The authors consider both the stochastic and the deterministic versions of the problem, as well as both the bandit and full-information feedback models. For the stochastic case with bandit feedback (where the learner learns only the utilities of the agents for the randomly sampled action), the authors provide an $O(T^{N-1/N})$ -regret online learning algorithm and show that this regret bound is tight for the stochastic setting. They then study the bandit feedback model with adversarial changes and establish an $\Omega(T)$ regret lower bound. In view of this negative result, the authors shift their attention to the full-information feedback and adversarial changes case, for which they provide $O(\sqrt{T})$ -regret online learning algorithms using Follow the Regularized Leader with log-barrier regularization.

优点

The paper studies an interesting and technically challenging setting. The writing is relatively good, and the authors clearly explain their contributions and the crucial differences between their setting and classical online concave optimization with bandit feedback. I found it particularly interesting that there is a significant discrepancy in the possible regret bounds between online concave optimization and the bandit feedback case of the considered setting. Additionally, I appreciate that the authors present both upper and lower bounds for all the considered settings.

缺点

Despite the paper's solid technical contribution, my only concern lies with the motivation for the setting. The authors briefly mention that the setting has applications in resource allocation but do not provide any concrete examples or a convincing discussion on why this setting is particularly interesting. While I do not doubt that the setting is indeed interesting, I believe a detailed discussion on the potential applications of the model would significantly enhance the paper.

问题

Could you elaborate more on the potential applications of the considered setting?

局限性

Yes

作者回复

2024-08-06

Thanks for the reviewer's appreciation of our paper! We answer the reviewer's question as follows.

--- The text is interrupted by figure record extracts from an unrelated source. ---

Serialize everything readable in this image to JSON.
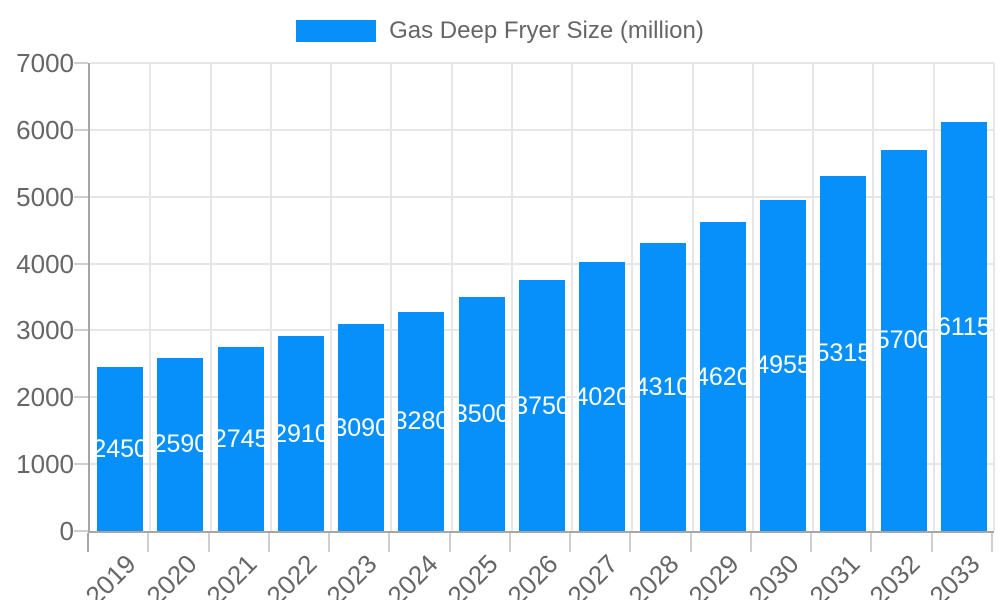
{
  "chart_data": {
    "type": "bar",
    "title": "",
    "legend_label": "Gas Deep Fryer Size (million)",
    "legend_position": "top",
    "categories": [
      "2019",
      "2020",
      "2021",
      "2022",
      "2023",
      "2024",
      "2025",
      "2026",
      "2027",
      "2028",
      "2029",
      "2030",
      "2031",
      "2032",
      "2033"
    ],
    "values": [
      2450,
      2590,
      2745,
      2910,
      3090,
      3280,
      3500,
      3750,
      4020,
      4310,
      4620,
      4955,
      5315,
      5700,
      6115
    ],
    "bar_value_labels_shown": true,
    "xlabel": "",
    "ylabel": "",
    "ylim": [
      0,
      7000
    ],
    "yticks": [
      0,
      1000,
      2000,
      3000,
      4000,
      5000,
      6000,
      7000
    ],
    "grid": true,
    "colors": {
      "bar": "#0890fa",
      "grid": "#e6e6e6",
      "tick": "#cfcfcf",
      "axis": "#a6a6a6",
      "text": "#666666",
      "bar_label_text": "#ffffff",
      "background": "#ffffff"
    }
  }
}
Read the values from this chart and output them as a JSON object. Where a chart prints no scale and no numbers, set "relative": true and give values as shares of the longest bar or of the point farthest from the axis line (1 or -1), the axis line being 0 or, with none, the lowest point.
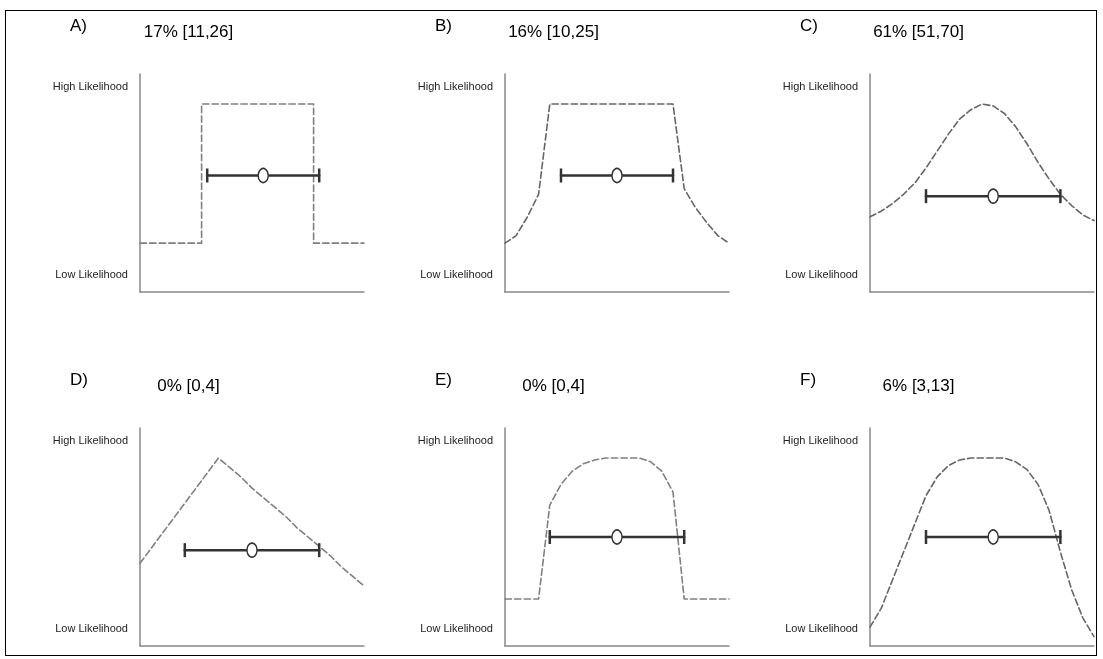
{
  "chart_data": [
    {
      "type": "line",
      "subtitle": "A)",
      "title": "17% [11,26]",
      "annotations": [
        "High Likelihood",
        "Low Likelihood"
      ],
      "relative": true,
      "categories": [
        null,
        null,
        null,
        null,
        null,
        null,
        null,
        null,
        null,
        null,
        null,
        null,
        null,
        null,
        null,
        null,
        null,
        null,
        null,
        null,
        null
      ],
      "series": [
        {
          "type": "step",
          "color": "#808080",
          "line_style": "dashed",
          "values": [
            0.26,
            0.26,
            0.26,
            0.26,
            0.26,
            0.26,
            1,
            1,
            1,
            1,
            1,
            1,
            1,
            1,
            1,
            1,
            0.26,
            0.26,
            0.26,
            0.26,
            0.26
          ]
        },
        {
          "color": "#333333",
          "line_style": "solid",
          "values": [
            null,
            null,
            null,
            null,
            null,
            null,
            0.62,
            0.62,
            0.62,
            0.62,
            0.62,
            0.62,
            0.62,
            0.62,
            0.62,
            0.62,
            0.62,
            null,
            null,
            null,
            null
          ]
        }
      ]
    },
    {
      "type": "line",
      "subtitle": "B)",
      "title": "16% [10,25]",
      "annotations": [
        "High Likelihood",
        "Low Likelihood"
      ],
      "relative": true,
      "categories": [
        null,
        null,
        null,
        null,
        null,
        null,
        null,
        null,
        null,
        null,
        null,
        null,
        null,
        null,
        null,
        null,
        null,
        null,
        null,
        null,
        null
      ],
      "series": [
        {
          "color": "#666666",
          "line_style": "dashed",
          "values": [
            0.26,
            0.3,
            0.4,
            0.52,
            1,
            1,
            1,
            1,
            1,
            1,
            1,
            1,
            1,
            1,
            1,
            1,
            0.55,
            0.45,
            0.37,
            0.3,
            0.26
          ]
        },
        {
          "color": "#333333",
          "line_style": "solid",
          "values": [
            null,
            null,
            null,
            null,
            null,
            0.62,
            0.62,
            0.62,
            0.62,
            0.62,
            0.62,
            0.62,
            0.62,
            0.62,
            0.62,
            0.62,
            null,
            null,
            null,
            null,
            null
          ]
        }
      ]
    },
    {
      "type": "line",
      "subtitle": "C)",
      "title": "61% [51,70]",
      "annotations": [
        "High Likelihood",
        "Low Likelihood"
      ],
      "relative": true,
      "categories": [
        null,
        null,
        null,
        null,
        null,
        null,
        null,
        null,
        null,
        null,
        null,
        null,
        null,
        null,
        null,
        null,
        null,
        null,
        null,
        null,
        null
      ],
      "series": [
        {
          "color": "#666666",
          "line_style": "dashed",
          "values": [
            0.4,
            0.43,
            0.47,
            0.52,
            0.58,
            0.66,
            0.75,
            0.84,
            0.92,
            0.97,
            1,
            0.99,
            0.95,
            0.88,
            0.79,
            0.69,
            0.6,
            0.52,
            0.46,
            0.41,
            0.38
          ]
        },
        {
          "color": "#333333",
          "line_style": "solid",
          "values": [
            null,
            null,
            null,
            null,
            null,
            0.51,
            0.51,
            0.51,
            0.51,
            0.51,
            0.51,
            0.51,
            0.51,
            0.51,
            0.51,
            0.51,
            0.51,
            0.51,
            null,
            null,
            null
          ]
        }
      ]
    },
    {
      "type": "line",
      "subtitle": "D)",
      "title": "0% [0,4]",
      "annotations": [
        "High Likelihood",
        "Low Likelihood"
      ],
      "relative": true,
      "categories": [
        null,
        null,
        null,
        null,
        null,
        null,
        null,
        null,
        null,
        null,
        null,
        null,
        null,
        null,
        null,
        null,
        null,
        null,
        null,
        null,
        null
      ],
      "series": [
        {
          "color": "#808080",
          "line_style": "dashed",
          "values": [
            0.44,
            0.52,
            0.6,
            0.68,
            0.76,
            0.84,
            0.92,
            1,
            0.95,
            0.9,
            0.84,
            0.79,
            0.74,
            0.69,
            0.63,
            0.58,
            0.53,
            0.48,
            0.42,
            0.37,
            0.32
          ]
        },
        {
          "color": "#333333",
          "line_style": "solid",
          "values": [
            null,
            null,
            null,
            null,
            0.51,
            0.51,
            0.51,
            0.51,
            0.51,
            0.51,
            0.51,
            0.51,
            0.51,
            0.51,
            0.51,
            0.51,
            0.51,
            null,
            null,
            null,
            null
          ]
        }
      ]
    },
    {
      "type": "line",
      "subtitle": "E)",
      "title": "0% [0,4]",
      "annotations": [
        "High Likelihood",
        "Low Likelihood"
      ],
      "relative": true,
      "categories": [
        null,
        null,
        null,
        null,
        null,
        null,
        null,
        null,
        null,
        null,
        null,
        null,
        null,
        null,
        null,
        null,
        null,
        null,
        null,
        null,
        null
      ],
      "series": [
        {
          "color": "#808080",
          "line_style": "dashed",
          "values": [
            0.25,
            0.25,
            0.25,
            0.25,
            0.75,
            0.86,
            0.93,
            0.97,
            0.99,
            1,
            1,
            1,
            1,
            0.98,
            0.93,
            0.82,
            0.25,
            0.25,
            0.25,
            0.25,
            0.25
          ]
        },
        {
          "color": "#333333",
          "line_style": "solid",
          "values": [
            null,
            null,
            null,
            null,
            0.58,
            0.58,
            0.58,
            0.58,
            0.58,
            0.58,
            0.58,
            0.58,
            0.58,
            0.58,
            0.58,
            0.58,
            0.58,
            null,
            null,
            null,
            null
          ]
        }
      ]
    },
    {
      "type": "line",
      "subtitle": "F)",
      "title": "6% [3,13]",
      "annotations": [
        "High Likelihood",
        "Low Likelihood"
      ],
      "relative": true,
      "categories": [
        null,
        null,
        null,
        null,
        null,
        null,
        null,
        null,
        null,
        null,
        null,
        null,
        null,
        null,
        null,
        null,
        null,
        null,
        null,
        null,
        null
      ],
      "series": [
        {
          "color": "#666666",
          "line_style": "dashed",
          "values": [
            0.1,
            0.2,
            0.35,
            0.5,
            0.65,
            0.8,
            0.9,
            0.96,
            0.99,
            1,
            1,
            1,
            1,
            0.98,
            0.94,
            0.86,
            0.72,
            0.5,
            0.3,
            0.15,
            0.05
          ]
        },
        {
          "color": "#333333",
          "line_style": "solid",
          "values": [
            null,
            null,
            null,
            null,
            null,
            0.58,
            0.58,
            0.58,
            0.58,
            0.58,
            0.58,
            0.58,
            0.58,
            0.58,
            0.58,
            0.58,
            0.58,
            0.58,
            null,
            null,
            null
          ]
        }
      ]
    }
  ]
}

Q1: A detailed discussion on the potential applications of the model.

One important application of the model is fair repeated policy decision making. In fact, we believe that Hossain et al. [2021], the main work we improve upon, already provided very good justification for studying this model, and we copy one such discussion from their introduction below:

This problem can model situations where the principal is deliberating a policy decision and the arms correspond to the different alternatives she can implement. However, in many real-life scenarios, making a policy decision affects not one, but several agents. For example, imagine a company making a decision that affects all its employees, or a conference deciding the structure of its review process, which affects various research communities…This problem of making a fair collective decision when the available alternatives affect multiple agents is well-studied in computational social choice. The literature offers a compelling fairness notion called the Nash social welfare, named after John Nash… Maximizing the Nash social welfare is often seen as a middle ground between maximizing the utilitarian social welfare (sum of utilities to the agents), which is unfair to minorities, and maximizing the egalitarian social welfare (minimum utility to any agent), which is considered too extreme. The solution maximizing the Nash social welfare is also known to satisfy other qualitative fairness desiderata across a wide variety of settings.

评论- Reviewer's Response

2024-08-09

Thank you for the response. I maintain my positive opinion for the paper and I keep my score.

最终决定Accept (poster)

2024-09-25

This work derives minimax regret bounds for the objective of Nash social welfare (NSW). Prior work did consider a similar objective (product of utilities) but the NSW objective (i.e. geometric mean) presents some unique challenges and requires new proof techniques. I also like the adversarial setting considered in the paper, and the paper is well-written and all the ideas are carefully explained. In the future version of the paper, it would be useful to have some discussions about the applications of NSW.